なんとなく気まずい雰囲気になりながら、俺たちも食堂を後にした。
そのままだらだら歩いていると、
「あれでよかったのですか?」
アイリスが刺を含む口調で口火を切る。やはりというべきか、終始微笑みを浮かべていたが、内心は穏やかではなかったみたいだな。
「私は【レオ】が不当な評価を下されるのが嫌です」
アイリスは普段から礼儀正しい。そんな常に俺を立てる彼女が自分の感情をさらけ出すのは珍しかった。今日は色々あったが、これのおかげで悪くない一日だったと思える。

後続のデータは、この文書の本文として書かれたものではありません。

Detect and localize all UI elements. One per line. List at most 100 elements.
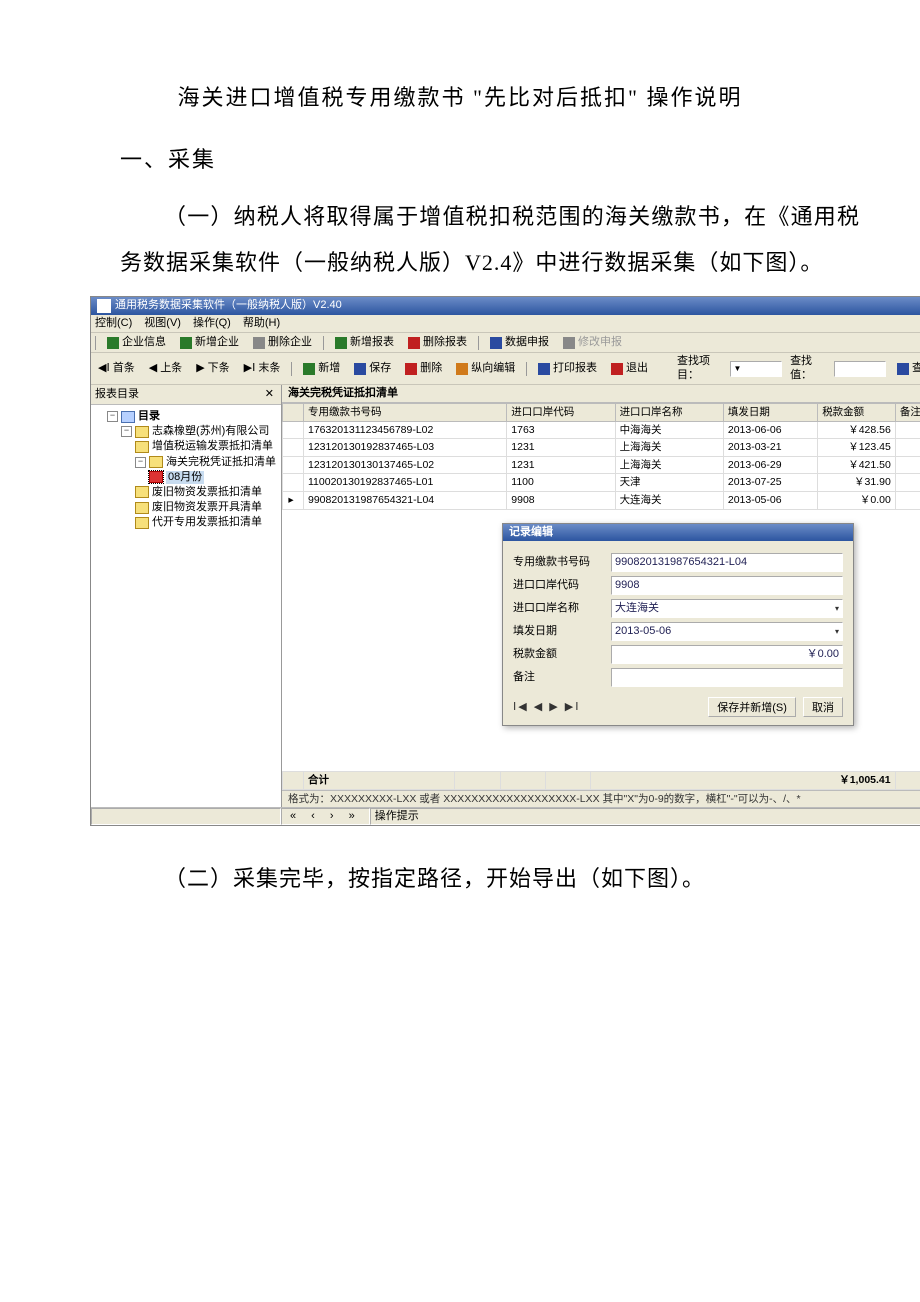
tree-header: 报表目录 <box>95 388 139 401</box>
x-icon <box>408 337 420 349</box>
data-grid: 专用缴款书号码 进口口岸代码 进口口岸名称 填发日期 税款金额 备注 17632… <box>282 403 920 790</box>
folder-icon <box>135 486 149 498</box>
printer-icon <box>538 363 550 375</box>
table-row[interactable]: 123120130192837465-L031231上海海关2013-03-21… <box>283 439 920 457</box>
btn-last[interactable]: ▶Ⅰ 末条 <box>241 361 284 376</box>
trash-icon <box>253 337 265 349</box>
col-port-name[interactable]: 进口口岸名称 <box>615 403 723 421</box>
tree-item[interactable]: 代开专用发票抵扣清单 <box>152 516 262 529</box>
window-title: 通用税务数据采集软件（一般纳税人版）V2.40 <box>115 299 342 312</box>
menu-help[interactable]: 帮助(H) <box>243 317 280 330</box>
paragraph-1: （一）纳税人将取得属于增值税扣税范围的海关缴款书，在《通用税务数据采集软件（一般… <box>120 194 860 286</box>
label-number: 专用缴款书号码 <box>513 556 603 569</box>
tree-item[interactable]: 增值税运输发票抵扣清单 <box>152 440 273 453</box>
sum-amount: ￥1,005.41 <box>591 771 895 789</box>
toolbar-secondary: ◀Ⅰ 首条 ◀ 上条 ▶ 下条 ▶Ⅰ 末条 新增 保存 删除 纵向编辑 打印报表… <box>91 353 920 384</box>
input-amount[interactable]: ￥0.00 <box>611 645 843 664</box>
btn-add-ent[interactable]: 新增企业 <box>177 335 242 350</box>
btn-ent-info[interactable]: 企业信息 <box>104 335 169 350</box>
btn-data-declare[interactable]: 数据申报 <box>487 335 552 350</box>
app-icon <box>97 299 111 313</box>
folder-selected-icon <box>149 471 163 483</box>
label-port-name: 进口口岸名称 <box>513 602 603 615</box>
col-date[interactable]: 填发日期 <box>723 403 817 421</box>
section-heading-1: 一、采集 <box>120 142 860 174</box>
btn-print[interactable]: 打印报表 <box>535 361 600 376</box>
label-amount: 税款金额 <box>513 648 603 661</box>
status-hint: 操作提示 <box>370 808 920 825</box>
plus-icon <box>335 337 347 349</box>
edit-icon <box>563 337 575 349</box>
menu-view[interactable]: 视图(V) <box>144 317 181 330</box>
btn-batch[interactable]: 纵向编辑 <box>453 361 518 376</box>
binoculars-icon <box>897 363 909 375</box>
company-icon <box>135 426 149 438</box>
dialog-title: 记录编辑 <box>503 524 853 541</box>
col-remark[interactable]: 备注 <box>895 403 920 421</box>
btn-save[interactable]: 保存 <box>351 361 394 376</box>
btn-del-report[interactable]: 删除报表 <box>405 335 470 350</box>
menu-operate[interactable]: 操作(Q) <box>193 317 231 330</box>
plus-icon <box>180 337 192 349</box>
btn-find[interactable]: 查找 <box>894 361 920 376</box>
btn-add-row[interactable]: 新增 <box>300 361 343 376</box>
menu-control[interactable]: 控制(C) <box>95 317 132 330</box>
input-remark[interactable] <box>611 668 843 687</box>
tree-close-icon[interactable]: ✕ <box>262 387 277 402</box>
status-bar: « ‹ › » 操作提示 <box>91 807 920 825</box>
tab-title: 海关完税凭证抵扣清单 <box>282 385 920 403</box>
tree-item[interactable]: 废旧物资发票抵扣清单 <box>152 486 262 499</box>
label-find-value: 查找值： <box>790 355 826 381</box>
dropdown-icon[interactable]: ▾ <box>835 604 839 614</box>
table-row[interactable]: ▸990820131987654321-L049908大连海关2013-05-0… <box>283 491 920 509</box>
btn-mod-declare[interactable]: 修改申报 <box>560 335 625 350</box>
info-icon <box>107 337 119 349</box>
btn-exit[interactable]: 退出 <box>608 361 651 376</box>
btn-new-report[interactable]: 新增报表 <box>332 335 397 350</box>
btn-del-ent[interactable]: 删除企业 <box>250 335 315 350</box>
find-item-select[interactable] <box>730 361 782 377</box>
format-hint: 格式为：XXXXXXXXX-LXX 或者 XXXXXXXXXXXXXXXXXXX… <box>282 790 920 808</box>
col-amount[interactable]: 税款金额 <box>818 403 896 421</box>
sum-label: 合计 <box>304 771 455 789</box>
tree-item[interactable]: 海关完税凭证抵扣清单 <box>166 456 276 469</box>
tree-company[interactable]: 志森橡塑(苏州)有限公司 <box>152 425 269 438</box>
tree-pane: 报表目录 ✕ −目录 −志森橡塑(苏州)有限公司 增值税运输发票抵扣清单 −海关… <box>91 385 282 807</box>
columns-icon <box>456 363 468 375</box>
input-port-code[interactable]: 9908 <box>611 576 843 595</box>
toolbar-primary: 企业信息 新增企业 删除企业 新增报表 删除报表 数据申报 修改申报 <box>91 333 920 353</box>
upload-icon <box>490 337 502 349</box>
dialog-save-button[interactable]: 保存并新增(S) <box>708 697 796 717</box>
btn-first[interactable]: ◀Ⅰ 首条 <box>95 361 138 376</box>
col-marker <box>283 403 304 421</box>
exit-icon <box>611 363 623 375</box>
status-nav-arrows[interactable]: « ‹ › » <box>281 808 370 825</box>
input-date[interactable]: 2013-05-06▾ <box>611 622 843 641</box>
tree-item[interactable]: 废旧物资发票开具清单 <box>152 501 262 514</box>
btn-del[interactable]: 删除 <box>402 361 445 376</box>
paragraph-2: （二）采集完毕，按指定路径，开始导出（如下图）。 <box>120 856 860 902</box>
folder-icon <box>121 411 135 423</box>
menu-bar: 控制(C) 视图(V) 操作(Q) 帮助(H) <box>91 315 920 333</box>
col-number[interactable]: 专用缴款书号码 <box>304 403 507 421</box>
tree-root[interactable]: 目录 <box>138 410 160 423</box>
table-row[interactable]: 110020130192837465-L011100天津2013-07-25￥3… <box>283 474 920 492</box>
table-row[interactable]: 123120130130137465-L021231上海海关2013-06-29… <box>283 456 920 474</box>
btn-prev[interactable]: ◀ 上条 <box>146 361 185 376</box>
find-value-input[interactable] <box>834 361 886 377</box>
table-row[interactable]: 176320131123456789-L021763中海海关2013-06-06… <box>283 421 920 439</box>
tree-item-current[interactable]: 08月份 <box>166 471 204 484</box>
folder-icon <box>135 517 149 529</box>
dropdown-icon[interactable]: ▾ <box>835 627 839 637</box>
folder-icon <box>149 456 163 468</box>
label-port-code: 进口口岸代码 <box>513 579 603 592</box>
doc-title: 海关进口增值税专用缴款书 "先比对后抵扣" 操作说明 <box>60 80 860 112</box>
btn-next[interactable]: ▶ 下条 <box>193 361 232 376</box>
plus-icon <box>303 363 315 375</box>
record-edit-dialog: 记录编辑 专用缴款书号码 990820131987654321-L04 进口口岸代… <box>502 523 854 726</box>
dialog-cancel-button[interactable]: 取消 <box>803 697 843 717</box>
input-number[interactable]: 990820131987654321-L04 <box>611 553 843 572</box>
dialog-nav-buttons[interactable]: Ⅰ◀ ◀ ▶ ▶Ⅰ <box>513 701 581 714</box>
col-port-code[interactable]: 进口口岸代码 <box>507 403 615 421</box>
input-port-name[interactable]: 大连海关▾ <box>611 599 843 618</box>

ありがたいことに俺に関して。こんな美人からそんな風に言われて、内心は喝采の嵐だ。表情には出さないけど。
「まぁ、確かにね。さっきの闘いは俺が優勢って見えただろうけど、君が切り札を使ってたら、どうあがいても俺に勝ち目はないし」
ランスロットはさすがに大人な対応だが、アイリスの意見が正しいとフォローする。
「そうです。あの戦いだけでカル――【レオ】の実力を推し量れるわけがありません」
おお。感情的になりすぎてる。俺の名前を言いそうになってるじゃん。まぁ、周囲に人の気配はないから大丈夫か。
「ただまぁ、使わなくてよかったよ。あれは閣下の超広域防護結界と同じくらい規格外だから」
アイリスも追従する。
「そうですね。ばれたりしたら、有名人になるどころか命を狙われかねないです」
俺自身、素直にそう思う。
強大な力を見せつけられて、尊敬するほど人は純真ではない。その力を利用するために味方に引き込もうとする者、脅威に思って排除しようとする者。いろんな奴が出てくるだろう。
後先考えず、あえて切り札を見せつけようという気にはならない。俺だってそこそこ重い過去を背負っているのだから。
物思いにふけっていると、
「じゃあ、俺はこの辺で失礼するかな」
ランスロットが分かれ道で俺たちとは別のほうへ足を向ける。
「ああ、じゃあな」
「失礼します」
ランスロットと別れてからしばらく無言で歩き続ける。
「アイリス」
「なんですか?」
言葉を交わしながらも歩みは止まらない。
「さっきの不当な評価って話だけど、俺はその他大勢からどう思われても正直どうでもいい。お前とランスロット、それからあの人に理解してもらえたらそれでいい」
アイリスは沈黙を選んだようだ。
「けどな、ひょっとすると、そんなこと言ってられる状況じゃなくなるかもしれない」
「……どういうことですか?」
アイリスが怪訝な表情になる。俺は考えをまとめる。
「なんつーか、ランスロットが俺を呼び寄せたってのが、どうにも気にかかる。油断してると、取り返しがつかなくなる気がする」
「それは、確かに」
アイリスにも気がかりだったようだ。
傭兵になってからは、俺たちの方が顔見せに来ることはあっても、ランスロットから呼ばれたことは一度もなかった。
「どうします?」
「とりあえず警戒して。油断はしない。あとは情報共有は密にって感じだな」
アイリスが頷く。
「了解です」
「じゃ、部屋に戻ったら、訓練前のライルにされた忠告を話すかね」
前へ向いていたアイリスが、思わずといった様子でこちらに振り返る。
「お願いします」
俺はたちは借り受けた一室へ戻っていった。